One of them was a large, strong man, with a shaggy head of hair and a beard like rope-yarns. He looked as though he had taken a header and come up again to blow crowned with black seaweed. This strong man suddenly, and with a sulky fury of gesture, whipped the knife out of the sheath that was strapped to his hip, and, plunging it into a lump of pork, lifted the horrid block into the air, and cried out--

"Here it is agin!"

As he pronounced these words, the little square of hatch was obscured by the interposition of a man's body.

"The smell of that there pork," said the voice belonging to the body in the hatch, "is something to sit upon, something strong enough to lean agin. Why, a man might turn to and chop them fumes into first-class bunk-boards. Talk o' strength!"

"Come below, cook!" bawled one of the seven men.

"No; I've got to see to the capt'n's dinner. But I'm _of_ ye if there's to be trouble. When I signed it was for wittles and a dry bottom and a ship's company. Pump, pump, and nothen to eat! Nothen to eat and pump, pump! Here's logic as don't tally with this covey's reckoning for _one_." And the man, violently smiting himself upon the breast, disappeared.

The powerful sailor who had held the pork aloft whilst the cook discoursed, shook it off the blade into the tub again and spat.

"It's about time," said he, "that all hands was agreed."

"All hands is agreed," said one of the sailors, "'cepting that blooming Dutchman Peter.
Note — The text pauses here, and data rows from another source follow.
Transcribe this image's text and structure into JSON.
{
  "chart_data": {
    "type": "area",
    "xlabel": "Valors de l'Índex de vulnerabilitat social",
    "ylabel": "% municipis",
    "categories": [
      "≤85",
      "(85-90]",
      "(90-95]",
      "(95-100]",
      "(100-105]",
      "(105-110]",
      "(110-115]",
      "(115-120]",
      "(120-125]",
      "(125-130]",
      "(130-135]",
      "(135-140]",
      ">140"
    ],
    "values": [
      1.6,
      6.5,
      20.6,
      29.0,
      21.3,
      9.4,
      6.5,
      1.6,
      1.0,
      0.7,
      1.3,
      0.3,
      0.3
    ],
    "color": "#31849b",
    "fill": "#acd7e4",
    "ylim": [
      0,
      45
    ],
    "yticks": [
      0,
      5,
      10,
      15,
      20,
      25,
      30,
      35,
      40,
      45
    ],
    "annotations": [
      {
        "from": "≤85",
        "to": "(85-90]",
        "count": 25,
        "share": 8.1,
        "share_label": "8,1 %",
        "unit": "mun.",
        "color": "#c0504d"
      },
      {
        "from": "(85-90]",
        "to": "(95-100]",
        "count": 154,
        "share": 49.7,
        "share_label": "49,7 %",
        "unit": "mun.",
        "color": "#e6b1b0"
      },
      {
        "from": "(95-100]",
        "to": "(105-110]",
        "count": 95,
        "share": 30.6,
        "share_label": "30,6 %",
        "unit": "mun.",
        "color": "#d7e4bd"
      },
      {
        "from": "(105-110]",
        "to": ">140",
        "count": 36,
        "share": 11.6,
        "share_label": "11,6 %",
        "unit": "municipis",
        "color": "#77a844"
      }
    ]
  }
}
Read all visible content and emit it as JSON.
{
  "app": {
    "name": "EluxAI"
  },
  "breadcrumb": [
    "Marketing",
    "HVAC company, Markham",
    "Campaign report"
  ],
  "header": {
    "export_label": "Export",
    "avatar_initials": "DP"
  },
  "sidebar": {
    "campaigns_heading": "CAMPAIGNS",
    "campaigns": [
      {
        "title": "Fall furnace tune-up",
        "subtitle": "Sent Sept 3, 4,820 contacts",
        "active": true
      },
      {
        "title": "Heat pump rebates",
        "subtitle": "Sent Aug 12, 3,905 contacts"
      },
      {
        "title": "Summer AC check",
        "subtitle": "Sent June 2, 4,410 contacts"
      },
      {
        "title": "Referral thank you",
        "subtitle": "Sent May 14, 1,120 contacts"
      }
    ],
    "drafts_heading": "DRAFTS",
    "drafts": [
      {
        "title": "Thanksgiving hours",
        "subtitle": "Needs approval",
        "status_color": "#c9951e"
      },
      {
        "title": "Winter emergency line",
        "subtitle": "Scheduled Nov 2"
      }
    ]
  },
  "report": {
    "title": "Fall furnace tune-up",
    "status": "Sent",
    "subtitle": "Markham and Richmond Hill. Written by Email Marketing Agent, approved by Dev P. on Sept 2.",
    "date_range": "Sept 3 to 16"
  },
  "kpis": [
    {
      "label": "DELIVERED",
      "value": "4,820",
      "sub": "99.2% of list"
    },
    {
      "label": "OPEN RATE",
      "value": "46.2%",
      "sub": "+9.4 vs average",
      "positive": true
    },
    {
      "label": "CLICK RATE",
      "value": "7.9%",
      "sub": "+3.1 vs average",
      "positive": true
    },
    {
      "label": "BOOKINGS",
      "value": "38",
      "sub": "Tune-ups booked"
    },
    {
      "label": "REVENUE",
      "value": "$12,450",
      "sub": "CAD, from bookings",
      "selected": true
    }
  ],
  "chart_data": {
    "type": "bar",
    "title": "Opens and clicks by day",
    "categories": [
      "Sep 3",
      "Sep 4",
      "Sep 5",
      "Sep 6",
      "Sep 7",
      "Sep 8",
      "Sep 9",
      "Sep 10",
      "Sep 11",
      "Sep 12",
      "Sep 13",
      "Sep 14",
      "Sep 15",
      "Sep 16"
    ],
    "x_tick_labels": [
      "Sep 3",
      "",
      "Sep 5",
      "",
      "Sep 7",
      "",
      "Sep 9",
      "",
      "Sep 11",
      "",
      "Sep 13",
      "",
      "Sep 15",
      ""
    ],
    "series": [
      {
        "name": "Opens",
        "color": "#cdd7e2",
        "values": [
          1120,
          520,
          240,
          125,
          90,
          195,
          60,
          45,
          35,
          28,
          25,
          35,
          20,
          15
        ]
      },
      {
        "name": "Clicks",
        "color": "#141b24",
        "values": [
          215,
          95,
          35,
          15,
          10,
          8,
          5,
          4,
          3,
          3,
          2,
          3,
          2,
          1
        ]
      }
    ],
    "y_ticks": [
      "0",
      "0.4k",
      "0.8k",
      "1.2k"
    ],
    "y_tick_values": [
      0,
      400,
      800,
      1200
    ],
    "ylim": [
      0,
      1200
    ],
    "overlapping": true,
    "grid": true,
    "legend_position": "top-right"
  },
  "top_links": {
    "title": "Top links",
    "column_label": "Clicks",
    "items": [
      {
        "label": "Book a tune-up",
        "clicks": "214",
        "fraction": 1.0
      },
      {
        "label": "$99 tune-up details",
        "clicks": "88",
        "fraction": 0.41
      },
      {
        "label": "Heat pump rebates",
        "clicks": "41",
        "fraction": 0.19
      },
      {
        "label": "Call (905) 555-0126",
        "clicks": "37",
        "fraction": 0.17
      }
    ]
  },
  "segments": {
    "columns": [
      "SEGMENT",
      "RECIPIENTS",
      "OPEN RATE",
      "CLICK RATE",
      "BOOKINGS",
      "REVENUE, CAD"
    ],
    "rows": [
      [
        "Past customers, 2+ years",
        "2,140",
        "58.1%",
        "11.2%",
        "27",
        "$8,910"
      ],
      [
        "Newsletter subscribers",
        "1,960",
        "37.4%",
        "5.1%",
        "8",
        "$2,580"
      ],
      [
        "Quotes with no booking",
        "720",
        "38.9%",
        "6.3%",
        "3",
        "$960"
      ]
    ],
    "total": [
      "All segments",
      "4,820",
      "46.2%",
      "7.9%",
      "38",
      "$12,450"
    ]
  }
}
But if he don't come into it it'll be a bad job for one of us if, on some dark night, him and me happens to be aloft together."

"That there Peter," said a sailor, "was a-boasting to me that he'd ha' shipped for a pound a month; d'ye know he'd eat a shipmate's shirt if by so doing he thought he would airn a shilling by saving his allowance."

"This is sweet meat to Peter," said one of the seven, pointing to the pork, "and a pound a month is good money to Peter; and if Peter and the likes of him could get their way, then if ye wanted to see what sort of man an English sailor looked like ye'd have to ask the master of the fust workhus as hove in sight to show ye him."

"What a blazing fool a fellow makes of hisself when he goes to sea!" exclaimed a man with red hair and a broken nose. "I might ha' been a market-gard'ner had I stayed ashore. Think o' that! What did I run away from home for? For the likes of this for a parlour," said he, waving his hand round the forecastle, "and for the likes of yon," pointing to his hammock, "for a bed, and the likes of that muck," he added, pointing to the pork, "for a meal. But no growling's allowed. Ho no! Tell 'em that pickled dog ain't pork, and that wermin ain't ship's bread, and you're taken afore the magistrate and committed, and locked up, and left to rot whilst the blooming Dutchmen are getting all the jobs, because pickled dog to them _is_ pork, and wermin a relish." He struck his fist heavily upon the chest on which he sat, and fastened his eyes upon his huge knuckles whilst he turned them about, as though he were inspecting a sample of coal.

"No use keeping all on growling," exclaimed a quiet-looking seaman, addressing the others over his folded arms. "What's to be the order of the day?"